在县令退下后,又进来了一个黑袍男子,国师似乎早就料到:“先勿打草惊蛇,他们要情报,那我们就给他放点风声。”
“属下明白,只是那和尚又在圣上面前说了些话,恐怕以圣上那生性又是要开始怀疑我们了。”
“自作聪明的老头,我们慢慢来陪他玩,张池,我的路不好走,我们不必过于在意任何与我们任务无关的人和事。”
“属下马上去解决。”说完便一个转身消失在茫茫夜色之中。
次日的太阳以高照这热闹的锦城,某个屋檐下传出了一阵暴躁的声音,“我说呢,给钱都拒绝我,果然是有秘密,我非得把他那楼给查办了。
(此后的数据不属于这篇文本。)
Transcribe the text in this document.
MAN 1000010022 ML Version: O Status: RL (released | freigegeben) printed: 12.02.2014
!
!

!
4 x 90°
”说完便作势要冲出去,却无人来拦,陈越在门口做了几个假动作之后,国师才故作为难地说:“殿下莫急,此时我们应该从长计议。”
“这还让我如何从长计议,都骗到我头上了,这气不出我脸往哪放?”
“那殿下去吧。”国师不紧不慢地喝了口茶。
见状,陈越又犹豫着转身,“罢了罢了,此事确实急不得,孤不与此等市井之人过多计较,老师有何策略,说来与孤听听。”
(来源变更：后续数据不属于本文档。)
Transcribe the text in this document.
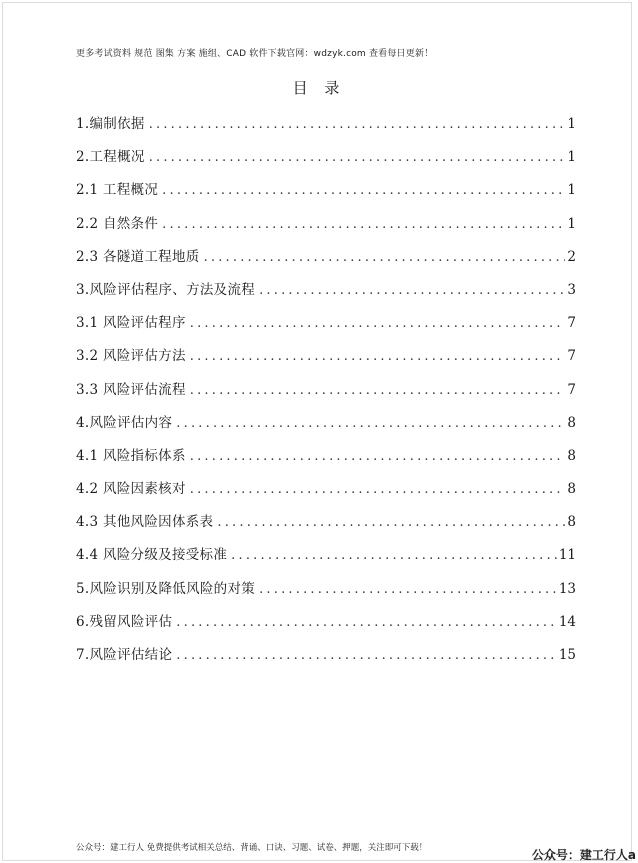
更多考试资料 规范 图集 方案 施组、CAD 软件下载官网：wdzyk.com 查看每日更新！
目 录
1.编制依据 .....	1
2.工程概况 .....	1
2.1 工程概况 .....	1
2.2 自然条件 .....	1
2.3 各隧道工程地质 .....	2
3.风险评估程序、方法及流程 .....	3
3.1 风险评估程序 .....	7
3.2 风险评估方法 .....	7
3.3 风险评估流程 .....	7
4.风险评估内容 .....	8
4.1 风险指标体系 .....	8
4.2 风险因素核对 .....	8
4.3 其他风险因体系表 .....	8
4.4 风险分级及接受标准 .....	11
5.风险识别及降低风险的对策 .....	13
6.残留风险评估 .....	14
7.风险评估结论 .....	15
公众号：建工行人 免费提供考试相关总结、背诵、口诀、习题、试卷、押题，关注即可下载！	公众号：建工行人a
国师似乎早已料到,“臣以为昨日已然打草惊蛇,今日若是前去捉拿反而有种不打自招之感,如今已经知道他们之中有着不为人知的密谋,倒不如派出细作调查情报,将与此事有牵连的人都查出,我们表面上伪装成普通顾客前去观察,事成之后再前去捉拿,一网打尽,殿下以为如何?”
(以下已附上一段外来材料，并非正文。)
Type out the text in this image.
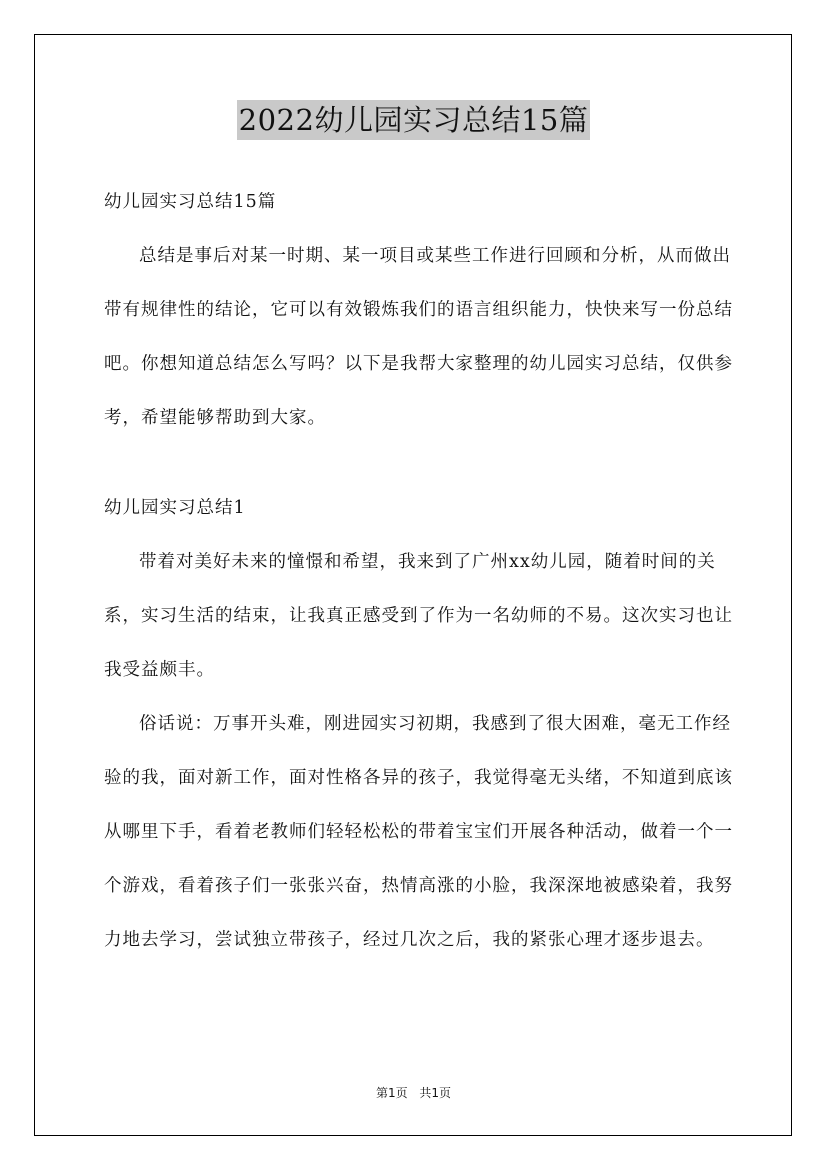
2022幼儿园实习总结15篇

幼儿园实习总结15篇

总结是事后对某一时期、某一项目或某些工作进行回顾和分析，从而做出带有规律性的结论，它可以有效锻炼我们的语言组织能力，快快来写一份总结吧。你想知道总结怎么写吗？以下是我帮大家整理的幼儿园实习总结，仅供参考，希望能够帮助到大家。

幼儿园实习总结1

带着对美好未来的憧憬和希望，我来到了广州xx幼儿园，随着时间的关系，实习生活的结束，让我真正感受到了作为一名幼师的不易。这次实习也让我受益颇丰。

俗话说：万事开头难，刚进园实习初期，我感到了很大困难，毫无工作经验的我，面对新工作，面对性格各异的孩子，我觉得毫无头绪，不知道到底该从哪里下手，看着老教师们轻轻松松的带着宝宝们开展各种活动，做着一个一个游戏，看着孩子们一张张兴奋，热情高涨的小脸，我深深地被感染着，我努力地去学习，尝试独立带孩子，经过几次之后，我的紧张心理才逐步退去。

第1页 共1页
陈越满意地点点头,“如此甚好,就这么办,今晚国师便与我前去好好观察观察。”
说完便准备离开,国师突然想到了什么连忙叫住他,“把城池封了,总有几条鱼想着跳出网。”
陈越看着始终保持微笑的国师点了点头,虽然不明白为什么,但是心里总是会不自觉地无条件信任眼前这位没比自己大几岁的少年。
此时宋顾礼还不知道国师的计划,坐在窗前思考,如今形势严峻,前有太子施压,后有细作调查,说话做事都有种被人偷窥的感觉,好生不自在。
突然,宋顾礼猛地站了起来,“不能这么坐以待毙,他们让我干嘛我就干嘛,他们都不知道我是谁,总不能因为我身手好了点就逼着我做一件自己十多年都做不到的事情吧。”
想到这,顾礼郁闷的心情像是被人解开了一半,直接换了身衣服大方地出了门,而此时门外便衣正注意着这一切,顾礼出门便发觉出了不对劲,于是故意加快了自己的脚步,再配合上自己的轻功,过几条街变甩掉了后面的尾巴。
自小就过着东躲西藏的日子,从小就被周围保护自己的亲信日日夜夜地教学轻功,哪怕自己打不过,也不可能跑不过,可自己到底还是不敢过于放肆,自己惹事或许能逃,可陈叔和掌事妈妈却不一定能。
倒不是武功不如自己,只是他们到底还是老了,况且城中的情报网太过复杂,不是一走就能了之的。
于是,宋顾礼穿着一身精心打扮过的衣服,却跑去山中打猎,准备吃些野味放松一下心情,也只有在无人看见的地方自己才能毫无顾忌地奔跑和展露自己的风采。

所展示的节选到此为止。